12 CFR 544.1 - Federal mutual charter.
A Federal mutual savings association shall have a charter in the following form, which may include any of the additional provisions set forth in § 544.2 of this Part, if such provisions are specifically requested. A charter for a Federal mutual savings bank shall substitute the term “savings bank” for “association.” The term “trustee” may be substituted for the term “director.” Associations adopting this charter with existing borrower members must grandfather those borrower members who were members as of the date of issuance of the new charter by the Office. Such borrowers shall have one vote for the period of time such borrowings are in existence.
Section 1. Corporate title. The full corporate title of the Federal savings association is ___.
Section 2. Office. The home office shall be located in ___ [city, state].
Section 3. Duration. The duration of the association is perpetual.
Section 4. Purpose and powers. The purpose of the association is to pursue any or all of the lawful objectives of a Federal mutual savings association chartered under section 5 of the Home Owners' Loan Act and to exercise all the express, implied, and incidental powers conferred thereby and by all acts amendatory thereof and supplemental thereto, subject to the Constitution and laws of the United States as they are now in effect, or as they may hereafter be amended, and subject to all lawful and applicable rules, regulations, and orders of the Office of Thrift Supervision (“Office”).
Section 5. Capital. The association may raise capital by accepting payments on savings and demand accounts and by any other means authorized by the Office.
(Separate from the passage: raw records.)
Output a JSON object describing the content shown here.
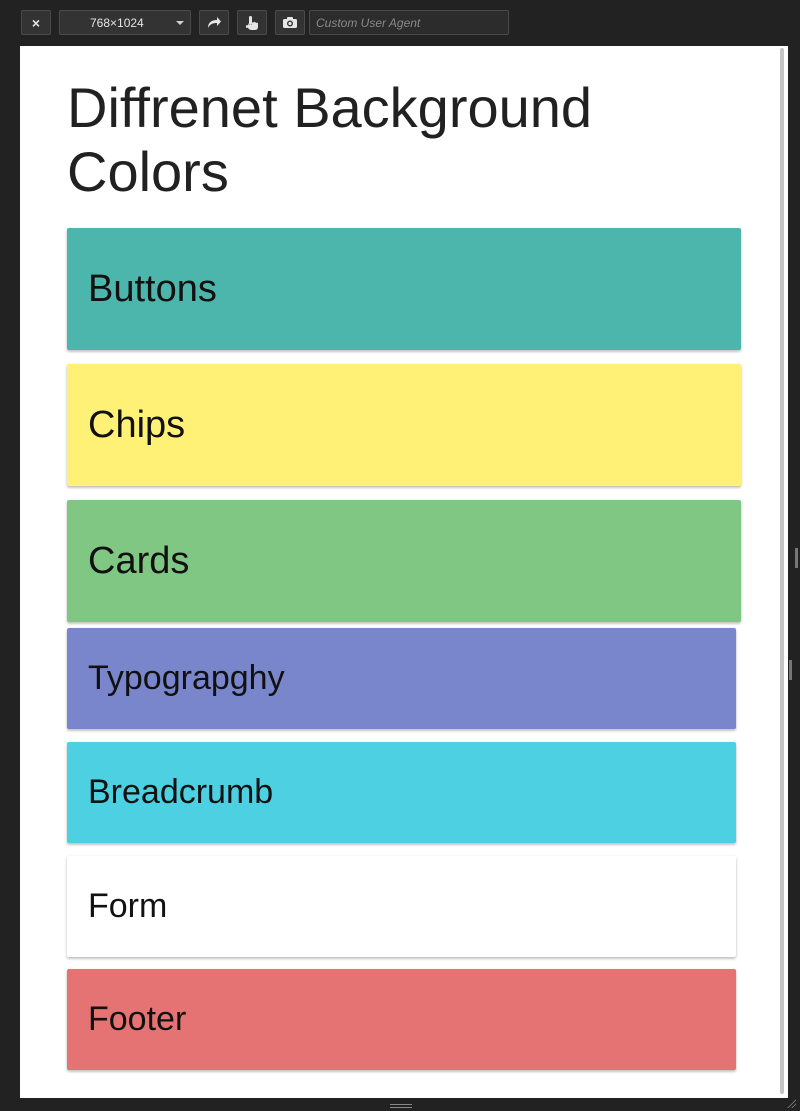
{
  "toolbar": {
    "close_label": "×",
    "size_label": "768×1024",
    "rotate_icon": "↷",
    "touch_icon": "☝",
    "screenshot_icon": "📷",
    "user_agent_placeholder": "Custom User Agent"
  },
  "page": {
    "title": "Diffrenet Background Colors"
  },
  "panels": [
    {
      "label": "Buttons",
      "color": "#4db6ac"
    },
    {
      "label": "Chips",
      "color": "#fff176"
    },
    {
      "label": "Cards",
      "color": "#81c784"
    },
    {
      "label": "Typograpghy",
      "color": "#7986cb"
    },
    {
      "label": "Breadcrumb",
      "color": "#4dd0e1"
    },
    {
      "label": "Form",
      "color": "#ffffff"
    },
    {
      "label": "Footer",
      "color": "#e57373"
    }
  ]
}
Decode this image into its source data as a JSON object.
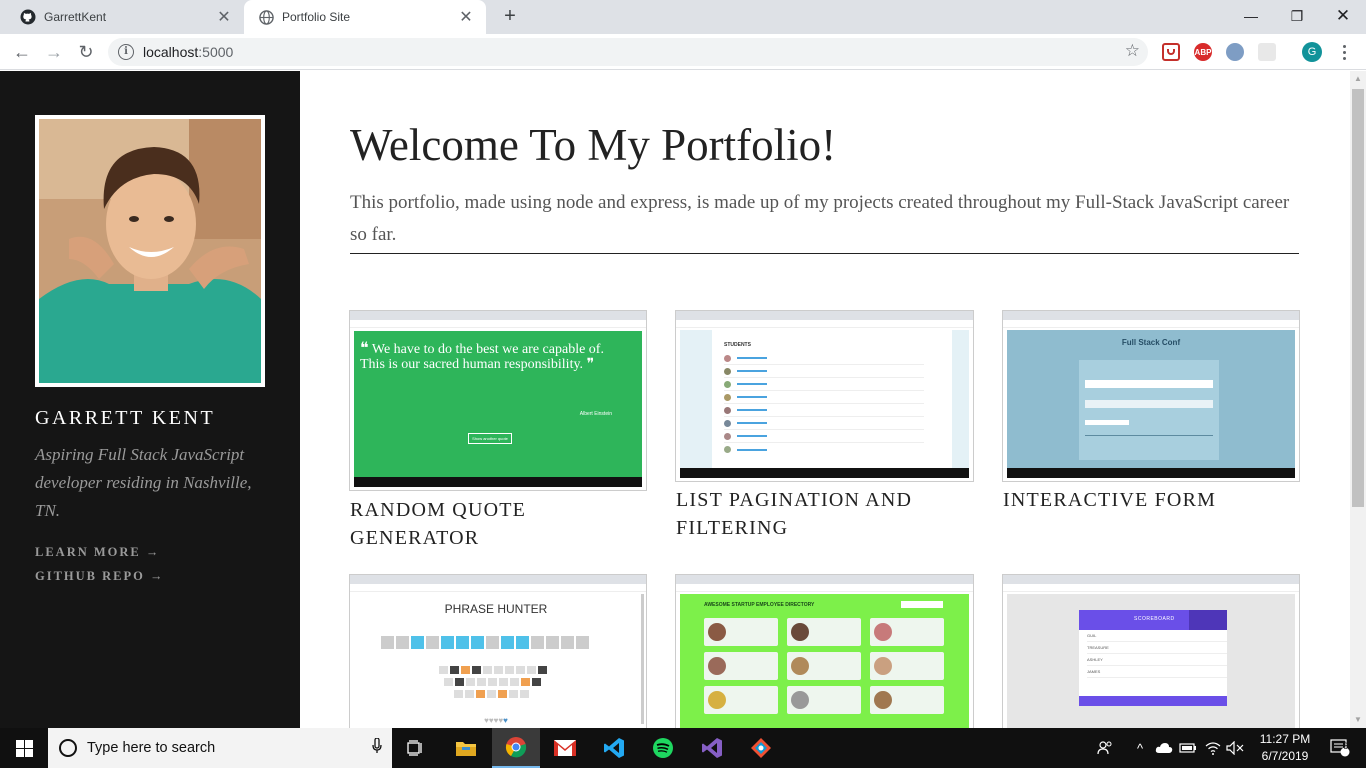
{
  "browser": {
    "tabs": [
      {
        "title": "GarrettKent",
        "active": false
      },
      {
        "title": "Portfolio Site",
        "active": true
      }
    ],
    "address": {
      "host": "localhost",
      "port": ":5000"
    },
    "profile_initial": "G",
    "extensions": [
      "ABP"
    ]
  },
  "sidebar": {
    "name": "GARRETT KENT",
    "tagline": "Aspiring Full Stack JavaScript developer residing in Nashville, TN.",
    "links": [
      {
        "label": "LEARN MORE →"
      },
      {
        "label": "GITHUB REPO →"
      }
    ]
  },
  "main": {
    "heading": "Welcome To My Portfolio!",
    "intro": "This portfolio, made using node and express, is made up of my projects created throughout my Full-Stack JavaScript career so far.",
    "projects": [
      {
        "title": "RANDOM QUOTE GENERATOR",
        "thumb_quote": "We have to do the best we are capable of. This is our sacred human responsibility.",
        "thumb_author": "Albert Einstein",
        "thumb_button": "Show another quote",
        "thumb_color": "#2eb55a"
      },
      {
        "title": "LIST PAGINATION AND FILTERING",
        "thumb_header": "STUDENTS"
      },
      {
        "title": "INTERACTIVE FORM",
        "thumb_header": "Full Stack Conf",
        "thumb_color": "#8fbccf"
      },
      {
        "title": "",
        "thumb_header": "PHRASE HUNTER"
      },
      {
        "title": "",
        "thumb_header": "AWESOME STARTUP EMPLOYEE DIRECTORY",
        "thumb_color": "#7df04a"
      },
      {
        "title": "",
        "thumb_header": "SCOREBOARD",
        "thumb_players": [
          "GUIL",
          "TREASURE",
          "ASHLEY",
          "JAMES"
        ],
        "thumb_color": "#6a4fe8"
      }
    ]
  },
  "taskbar": {
    "search_placeholder": "Type here to search",
    "time": "11:27 PM",
    "date": "6/7/2019",
    "notification_count": "6"
  }
}
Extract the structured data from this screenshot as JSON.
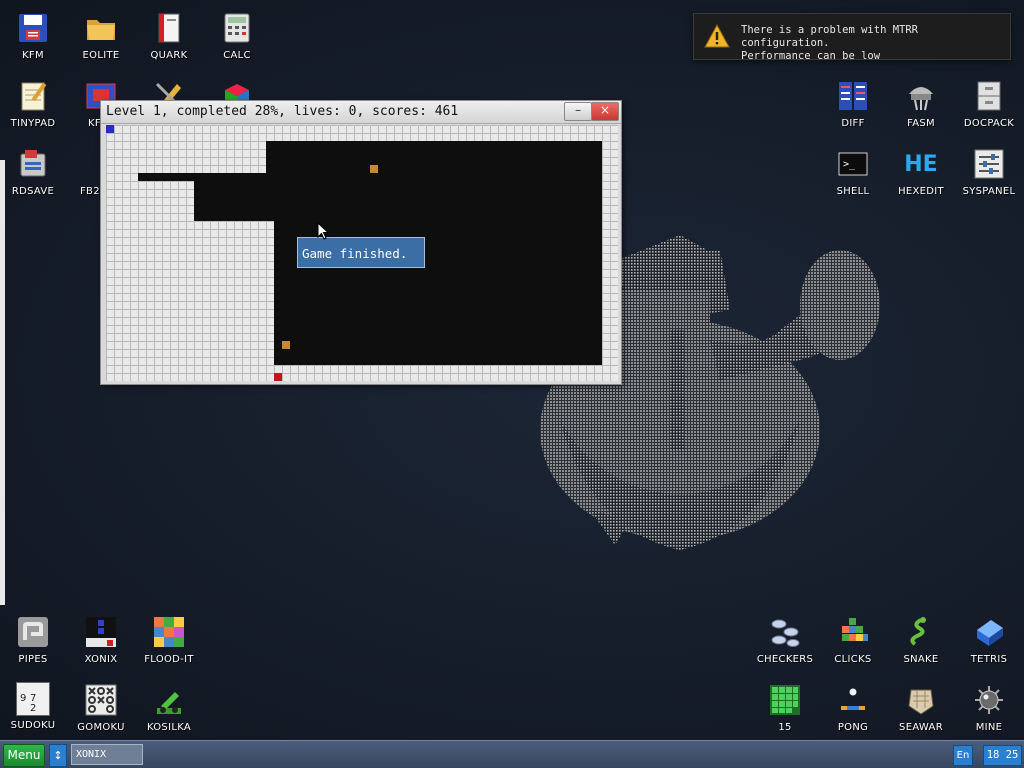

Section 6. Members. All holders of the association's savings, demand, or other authorized accounts are members of the association. In the consideration of all questions requiring action by the members of the association, each holder of an account shall be permitted to cast one vote for each $100, or fraction thereof, of the withdrawal value of the member's account. No member, however, shall cast more than 1000 votes. All accounts shall be nonassessable.
Section 7. Directors. The association shall be under the direction of a board of directors. The authorized number of directors shall not be fewer than five nor more than fifteen persons, as fixed in the association's bylaws, except that the number of directors may be decreased to a number less than five or increased to a number greater than fifteen with the prior approval of the Director of the Office or his or her delegate.
Section 8. Capital, surplus, and distribution of earnings. The association shall maintain for the purpose of meeting losses the amount of capital required by section 5 of the Home Owners' Loan Act and by regulations of the Office. The association shall distribute net earnings on its accounts on such basis and in accordance with such terms and conditions as may from time to time be authorized by the Director of the Office: Provided, That the association may establish minimum-balance requirements for accounts to be eligible for distribution of earnings.
All holders of accounts of the association shall be entitled to equal distribution of assets, pro rata to the value of their accounts, in the event of voluntary or involuntary liquidation, dissolution, or winding up of the association. Moreover, in any such event, or in any other situation in which the priority of such accounts is in controversy, all such accounts shall, to the extent of their withdrawal value, be debts of the association having the same priority as the claims of general creditors of the association not having priority (other than any priority arising or resulting from consensual subordination) over other general creditors of the association.
Section 9. Amendment of charter. Adoption of any preapproved charter amendment shall be effective after such preapproved amendment has been approved by the members at a legal meeting. Any other amendment, addition, change, or repeal of this charter must be approved by the Office prior to approval by the members at a legal meeting, and shall be effective upon filing with the Office in accordance with regulatory procedures.